Interesting video, however some of them were already at the far end of the runway before they even touched the ground. If it was really life-and-death I think the controller would have them push the throttle forward, circle around, and try again.
I did have a parachute on in the glider I flew. The pilot told me only once in all of the UK had a first time student been forced to jump and survived. So a parachute might not be terribly helpful. Though I’m guessing it’s probably easier to jump out of a plane in level flight than a glider missing a wing, or whatever condition was forcing you to jump from it.
A Cessna is a good choice because they’re like a bad rash - they’re everywhere and it’s unlikely they’ll go away any time soon.
(Actually, I like Cessnas and have more logged time in them than anything else. But really, they’re everywhere.)
Anyhow - as noted upthread, that scenario has, in fact, happened. People have landed in that situation and walked away. Also, been carry out by paramedics/EMT’s, and sometimes unfortunately did not survive the experience. I haven’t broken down the stats on success/failure on it, but certainly if a passenger finds themself in such a situation it is worth having a go at trying to save themself.
In the 2 and 4 seat Cessnas (and other things) I fly there’s no need for seat climbing (and it probably wouldn’t be possible anyhow, due to lack of space to maneuver in the cockpit). There are dual controls. If you’re my passenger I’ll make sure you’re strapped in properly and caution you NOT to touch the controls, and put a headset on your head so we can talk without shouting at each other. So you’re already in position to take over. Although I think we’re both hoping that wouldn’t actually be required in real life.
Eh… it’s possible. It’s been done. If you can get help over the radio the odds of success go up significantly. ANY experience will help - RC flyers will have some understanding of how to fly it, people who are frequent passengers may have picked up some theory if not actual experience, etc.
I think Desert Nomad covered it pretty well. In general, the larger the airplane/more complex the smaller the odds of success.
A LOT. Even one lesson at some point in the past would be helpful.
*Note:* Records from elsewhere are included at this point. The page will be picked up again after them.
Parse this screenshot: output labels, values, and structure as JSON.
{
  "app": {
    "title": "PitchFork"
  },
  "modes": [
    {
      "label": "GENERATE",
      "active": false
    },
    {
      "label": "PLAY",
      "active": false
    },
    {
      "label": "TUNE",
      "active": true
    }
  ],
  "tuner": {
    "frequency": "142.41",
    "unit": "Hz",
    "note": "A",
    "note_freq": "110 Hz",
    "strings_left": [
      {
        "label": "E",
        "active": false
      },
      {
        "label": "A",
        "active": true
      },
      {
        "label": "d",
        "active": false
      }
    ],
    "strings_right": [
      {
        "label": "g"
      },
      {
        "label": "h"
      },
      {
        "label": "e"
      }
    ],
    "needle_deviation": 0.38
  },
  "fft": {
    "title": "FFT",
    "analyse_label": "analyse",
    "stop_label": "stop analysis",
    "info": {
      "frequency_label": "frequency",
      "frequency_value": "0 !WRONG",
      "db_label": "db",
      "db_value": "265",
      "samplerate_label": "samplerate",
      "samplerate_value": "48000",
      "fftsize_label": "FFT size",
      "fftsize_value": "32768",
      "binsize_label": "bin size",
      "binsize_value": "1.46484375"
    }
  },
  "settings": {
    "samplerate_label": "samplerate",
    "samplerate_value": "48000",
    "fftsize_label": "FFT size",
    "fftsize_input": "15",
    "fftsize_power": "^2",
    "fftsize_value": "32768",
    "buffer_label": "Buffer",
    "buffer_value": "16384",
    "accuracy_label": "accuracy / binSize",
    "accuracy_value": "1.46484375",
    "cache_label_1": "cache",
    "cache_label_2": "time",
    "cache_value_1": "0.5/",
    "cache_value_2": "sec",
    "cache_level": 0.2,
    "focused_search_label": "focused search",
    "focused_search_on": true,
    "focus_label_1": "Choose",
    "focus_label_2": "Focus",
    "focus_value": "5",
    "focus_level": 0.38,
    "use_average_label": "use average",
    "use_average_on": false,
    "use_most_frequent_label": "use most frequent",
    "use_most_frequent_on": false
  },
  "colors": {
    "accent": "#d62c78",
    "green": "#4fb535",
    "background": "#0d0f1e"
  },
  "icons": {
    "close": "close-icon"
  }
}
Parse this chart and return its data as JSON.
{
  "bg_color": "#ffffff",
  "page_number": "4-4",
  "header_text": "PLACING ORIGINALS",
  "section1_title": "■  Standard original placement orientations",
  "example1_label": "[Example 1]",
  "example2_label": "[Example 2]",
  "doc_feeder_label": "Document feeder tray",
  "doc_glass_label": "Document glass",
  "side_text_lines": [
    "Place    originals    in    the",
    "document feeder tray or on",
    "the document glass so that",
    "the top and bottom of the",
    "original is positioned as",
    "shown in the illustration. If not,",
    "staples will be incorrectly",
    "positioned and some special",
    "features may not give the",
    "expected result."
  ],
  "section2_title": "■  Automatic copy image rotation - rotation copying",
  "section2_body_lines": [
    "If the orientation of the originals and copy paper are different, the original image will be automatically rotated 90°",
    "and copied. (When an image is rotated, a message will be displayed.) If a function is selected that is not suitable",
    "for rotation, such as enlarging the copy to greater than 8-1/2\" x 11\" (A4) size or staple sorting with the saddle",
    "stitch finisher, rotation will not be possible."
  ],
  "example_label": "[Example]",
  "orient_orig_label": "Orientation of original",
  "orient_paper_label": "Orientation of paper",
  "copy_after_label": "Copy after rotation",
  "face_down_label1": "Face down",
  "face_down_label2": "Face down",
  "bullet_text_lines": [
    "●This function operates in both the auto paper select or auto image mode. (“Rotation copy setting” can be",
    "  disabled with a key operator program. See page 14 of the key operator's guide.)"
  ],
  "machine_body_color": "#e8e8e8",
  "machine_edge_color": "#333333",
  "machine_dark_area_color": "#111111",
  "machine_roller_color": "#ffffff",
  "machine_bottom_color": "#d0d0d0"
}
Again, Desert Nomad covered that. The real trick is whether or not it’s already tuned to a frequency that had a person who could help you available for a conversation.
If anyone’s curious - the emergency frequency for pilots is 121.5 (I think 243.0 is the military frequency but it’s been awhile since I reviewed the info.) But yelling “HELP!” on any frequency should get you attention.
The problem being that once you pull the Big Red Handle (yes, it is a big handle that’s red) you’re strictly a passenger. Steering will not be possible. Also, the user manuals for whole-plane parachutes pretty much warn you that your airframe will be totaled in such a situation. Do not expect the airplane to be usable again. The intent is to save YOU, not the machine. Also, according to folks I’ve spoken to who have used one, while the landing is survivable there is no guarantee it will be gentle and in fact it probably won’t be gentle. In other words, don’t do this for fun, save it for genuine emergencies.